I wrote a more detailed article regarding the proper language code selection and usage. The idea is to use the simplest/shorter ISO-639-1 codes and specify more only for special cases. Inside the article there are codes for ~30 most used languages with reasons why I consider one alternative better than another.
In case you want to skip reading the entire article here is a short list of language codes (not to be confused with country codes): ar, cs, da, de, el, en, en-gb, es, fr, fi, he, hu, it, ja, ko, nb, nl, pl, pt, pt-pt, ro, ru, sv, tr, uk, zh, zh-hant
The following points may not be obvious but should be borne in mind:
- en is used for en-us - American English, and for British English is used en-gb
- pt is used for pt-br, and not pt-pt witch has much less speakers
- zh is used instead of zh-hans, zh-CN,...
- zh-hant (Traditional Chinese) is used instead of more specific codes like zh-hant-TW or zh-TW
You can find more explanations inside the article.
I would go with a derivative of ISO 639. Specifically I like to use this: http://en.wikipedia.org/wiki/IETF_language_tag
I'm no expert, but every site I've ever seen uses ISO 639-1, including the current site I'm working on.
It works for us!
I've only ever seen 2-character language codes in use - so I'd recommend going with them unless your work involves delving into linguistics in some way. If all you're doing is customizing the browsing experience for the world at large, you won't need the extra repertoire offered by 3-character codes.
ISO 639-1 Alpha-2 are used pretty much universally.
They are used for example in HTTP content negotiation. If you ever wondered how an international website can automatically show you their homepage in your native language, that's how it works. (Although it's sometimes kinda annoying. I, for example, often get shown the default Apache homepage in German, because the webmaster turned on content negotiation, but only put content for English in.)
Most web browsers use them directly in their settings dialog box.

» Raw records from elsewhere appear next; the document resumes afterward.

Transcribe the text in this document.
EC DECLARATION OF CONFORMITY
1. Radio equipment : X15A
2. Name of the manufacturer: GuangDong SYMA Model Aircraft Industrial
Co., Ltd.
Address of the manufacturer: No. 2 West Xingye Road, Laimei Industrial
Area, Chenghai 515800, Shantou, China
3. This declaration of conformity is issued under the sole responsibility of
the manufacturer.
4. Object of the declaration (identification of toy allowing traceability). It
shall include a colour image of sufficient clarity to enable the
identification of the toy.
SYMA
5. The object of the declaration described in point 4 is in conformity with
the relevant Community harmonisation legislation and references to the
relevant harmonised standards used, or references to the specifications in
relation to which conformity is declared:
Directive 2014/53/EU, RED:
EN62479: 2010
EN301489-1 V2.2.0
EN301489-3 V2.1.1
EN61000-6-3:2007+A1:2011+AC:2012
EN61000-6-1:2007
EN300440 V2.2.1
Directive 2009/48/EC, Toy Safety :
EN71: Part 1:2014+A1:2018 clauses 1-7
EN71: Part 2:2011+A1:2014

Most operating systems use them in their settings dialog boxes or configuration files.
Wikipedia uses them in their server names for the different language versions.
In other words: if your users aren't native English speakers, they will probably already have encountered them when configuring their software, because otherwise they wouldn't be able to use their computers.
The other members of the ISO 639 family are mostly of interest to linguists. Unless you expect Jesus Christ himself (ISO 639-2 Alpha-3 code arc) to visit your website, or maybe Klingons (tlh), ISO 639-1 has more languages than you ever can hope to support.